| I wrote the spec for application/hal+json that got compared to WS-star , here's where I'm coming from: JSON doesn’t have links. Establishing some basic conventions for that makes complete sense. Defining those conventions is called a spec. Giving a payload that follows conventions a name also makes sense. Establishing that is called registering a media type identifier. It makes no sense to keep reinventing the linking wheel in every API . Pretending like a very minimal media type like hal+json is akin to WS-* is incredibly disingenuous and/or stupid. Establishing a standard media type like hal+json with a bunch of conventions allows us to build generic tooling that can help with both serving and consuming payloads that contain links.
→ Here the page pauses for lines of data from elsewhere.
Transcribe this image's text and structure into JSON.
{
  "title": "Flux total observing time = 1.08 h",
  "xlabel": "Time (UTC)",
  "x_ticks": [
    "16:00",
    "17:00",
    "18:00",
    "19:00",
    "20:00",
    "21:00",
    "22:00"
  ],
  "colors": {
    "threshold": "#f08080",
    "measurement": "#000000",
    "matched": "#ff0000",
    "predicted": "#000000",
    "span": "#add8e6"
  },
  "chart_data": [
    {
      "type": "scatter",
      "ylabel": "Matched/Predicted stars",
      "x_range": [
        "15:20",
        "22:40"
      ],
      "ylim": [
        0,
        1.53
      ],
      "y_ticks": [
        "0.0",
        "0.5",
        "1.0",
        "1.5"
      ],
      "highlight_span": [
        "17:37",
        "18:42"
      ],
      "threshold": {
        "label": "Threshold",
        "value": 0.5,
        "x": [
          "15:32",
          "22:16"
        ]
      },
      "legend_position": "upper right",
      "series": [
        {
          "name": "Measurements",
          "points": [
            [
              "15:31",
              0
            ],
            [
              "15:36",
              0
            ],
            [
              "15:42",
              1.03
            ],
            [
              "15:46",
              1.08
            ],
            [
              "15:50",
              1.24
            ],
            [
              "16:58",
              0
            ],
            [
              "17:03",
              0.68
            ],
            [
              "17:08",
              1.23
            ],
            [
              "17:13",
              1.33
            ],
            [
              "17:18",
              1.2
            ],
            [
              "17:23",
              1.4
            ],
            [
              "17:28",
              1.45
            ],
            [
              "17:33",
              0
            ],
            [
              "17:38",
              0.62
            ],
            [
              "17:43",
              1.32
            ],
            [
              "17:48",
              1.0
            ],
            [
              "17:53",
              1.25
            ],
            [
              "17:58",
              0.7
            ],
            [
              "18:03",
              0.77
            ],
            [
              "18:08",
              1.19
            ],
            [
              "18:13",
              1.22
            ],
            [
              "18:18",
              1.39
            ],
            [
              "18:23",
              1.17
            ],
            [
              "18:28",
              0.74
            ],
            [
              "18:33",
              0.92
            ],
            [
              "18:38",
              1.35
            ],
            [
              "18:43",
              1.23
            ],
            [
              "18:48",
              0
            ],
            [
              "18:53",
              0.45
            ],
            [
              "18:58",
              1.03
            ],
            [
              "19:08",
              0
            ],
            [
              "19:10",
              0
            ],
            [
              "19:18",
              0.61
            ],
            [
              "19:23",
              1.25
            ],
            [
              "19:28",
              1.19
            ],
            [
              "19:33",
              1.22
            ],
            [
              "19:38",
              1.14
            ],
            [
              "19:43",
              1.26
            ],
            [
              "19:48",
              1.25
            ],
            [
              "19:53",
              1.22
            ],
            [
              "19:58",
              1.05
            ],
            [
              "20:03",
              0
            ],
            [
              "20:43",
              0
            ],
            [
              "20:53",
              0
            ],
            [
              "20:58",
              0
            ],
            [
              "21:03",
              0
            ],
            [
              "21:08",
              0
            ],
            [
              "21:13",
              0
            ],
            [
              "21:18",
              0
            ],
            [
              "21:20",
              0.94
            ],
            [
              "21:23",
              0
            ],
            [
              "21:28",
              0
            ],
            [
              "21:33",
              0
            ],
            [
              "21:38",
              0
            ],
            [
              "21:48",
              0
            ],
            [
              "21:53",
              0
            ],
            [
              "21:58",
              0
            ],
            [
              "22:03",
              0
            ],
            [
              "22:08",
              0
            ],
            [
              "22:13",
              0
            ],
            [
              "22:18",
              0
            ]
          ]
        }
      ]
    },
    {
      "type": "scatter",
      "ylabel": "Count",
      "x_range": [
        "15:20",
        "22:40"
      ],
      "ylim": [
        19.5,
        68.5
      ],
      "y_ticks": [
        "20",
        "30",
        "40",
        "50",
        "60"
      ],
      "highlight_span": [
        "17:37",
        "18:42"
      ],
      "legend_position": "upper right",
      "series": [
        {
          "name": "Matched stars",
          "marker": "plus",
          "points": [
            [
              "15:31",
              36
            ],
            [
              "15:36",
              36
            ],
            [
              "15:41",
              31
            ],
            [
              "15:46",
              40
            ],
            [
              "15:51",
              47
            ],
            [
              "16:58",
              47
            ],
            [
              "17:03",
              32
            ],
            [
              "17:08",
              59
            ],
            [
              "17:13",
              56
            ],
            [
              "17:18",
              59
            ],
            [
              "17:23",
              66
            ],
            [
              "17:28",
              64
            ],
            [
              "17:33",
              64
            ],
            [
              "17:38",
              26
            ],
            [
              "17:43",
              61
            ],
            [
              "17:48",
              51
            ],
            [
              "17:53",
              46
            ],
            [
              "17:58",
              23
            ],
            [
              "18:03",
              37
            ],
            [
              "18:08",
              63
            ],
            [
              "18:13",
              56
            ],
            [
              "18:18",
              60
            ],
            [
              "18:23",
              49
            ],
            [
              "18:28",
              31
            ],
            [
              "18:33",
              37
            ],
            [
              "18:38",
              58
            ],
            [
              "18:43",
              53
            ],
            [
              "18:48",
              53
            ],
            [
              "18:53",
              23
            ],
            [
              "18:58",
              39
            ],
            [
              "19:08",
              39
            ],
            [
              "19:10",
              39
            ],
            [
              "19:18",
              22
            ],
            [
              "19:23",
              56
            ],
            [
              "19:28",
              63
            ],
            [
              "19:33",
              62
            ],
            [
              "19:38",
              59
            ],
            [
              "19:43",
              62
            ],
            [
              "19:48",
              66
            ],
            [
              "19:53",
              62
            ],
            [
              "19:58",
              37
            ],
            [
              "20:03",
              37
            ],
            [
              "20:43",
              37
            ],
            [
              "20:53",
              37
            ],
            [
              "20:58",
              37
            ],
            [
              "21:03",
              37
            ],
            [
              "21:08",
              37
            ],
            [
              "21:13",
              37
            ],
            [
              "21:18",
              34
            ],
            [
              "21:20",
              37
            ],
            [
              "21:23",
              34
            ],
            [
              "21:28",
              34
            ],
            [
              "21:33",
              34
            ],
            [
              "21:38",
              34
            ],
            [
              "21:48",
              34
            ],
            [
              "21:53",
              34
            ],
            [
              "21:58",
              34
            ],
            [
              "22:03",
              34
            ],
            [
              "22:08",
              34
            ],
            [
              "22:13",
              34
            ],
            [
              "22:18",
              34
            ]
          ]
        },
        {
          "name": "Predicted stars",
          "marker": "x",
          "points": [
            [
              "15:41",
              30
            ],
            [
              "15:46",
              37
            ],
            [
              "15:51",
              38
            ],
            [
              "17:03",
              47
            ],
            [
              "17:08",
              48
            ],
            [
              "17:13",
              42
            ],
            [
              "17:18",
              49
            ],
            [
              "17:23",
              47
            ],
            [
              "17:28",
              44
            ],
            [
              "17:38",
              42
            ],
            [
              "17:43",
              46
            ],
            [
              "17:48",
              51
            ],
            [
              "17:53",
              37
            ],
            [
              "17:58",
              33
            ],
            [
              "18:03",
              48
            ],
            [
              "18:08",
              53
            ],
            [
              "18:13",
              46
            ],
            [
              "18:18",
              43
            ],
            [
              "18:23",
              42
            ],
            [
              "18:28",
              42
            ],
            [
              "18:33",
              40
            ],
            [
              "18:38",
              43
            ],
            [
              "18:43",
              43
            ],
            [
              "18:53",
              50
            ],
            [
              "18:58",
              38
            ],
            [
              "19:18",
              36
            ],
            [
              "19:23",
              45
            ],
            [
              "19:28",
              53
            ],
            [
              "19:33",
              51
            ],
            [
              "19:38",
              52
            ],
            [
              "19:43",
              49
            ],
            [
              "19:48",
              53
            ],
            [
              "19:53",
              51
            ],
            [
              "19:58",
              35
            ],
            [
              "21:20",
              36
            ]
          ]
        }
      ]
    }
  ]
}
Being pragmatic is great, but misrepresenting a genuine effort to improve the status quo and improve the API ecosystem in a reasonable, non-complicated fashion as ‘hand-waving’ or 'unnecessary' is not very constructive. |
I'm struggling to see how application/hal+json would help me write a client to upload a photo. I imagine that with or without hal I'm ultimately going to POST the data to some endpoint. The question is, how do I figure out what endpoint to use?
Without hal+json I need to read the API docs to discover that "/photos/" is the correct endpoint to post to. But with hal, it seems I still need to read the docs to discover that within the hypermedia file, the key "photos" holds the value for the URI template. So either way, I need to read the docs, and either way, my client breaks if the meaning of the string "photos" changes.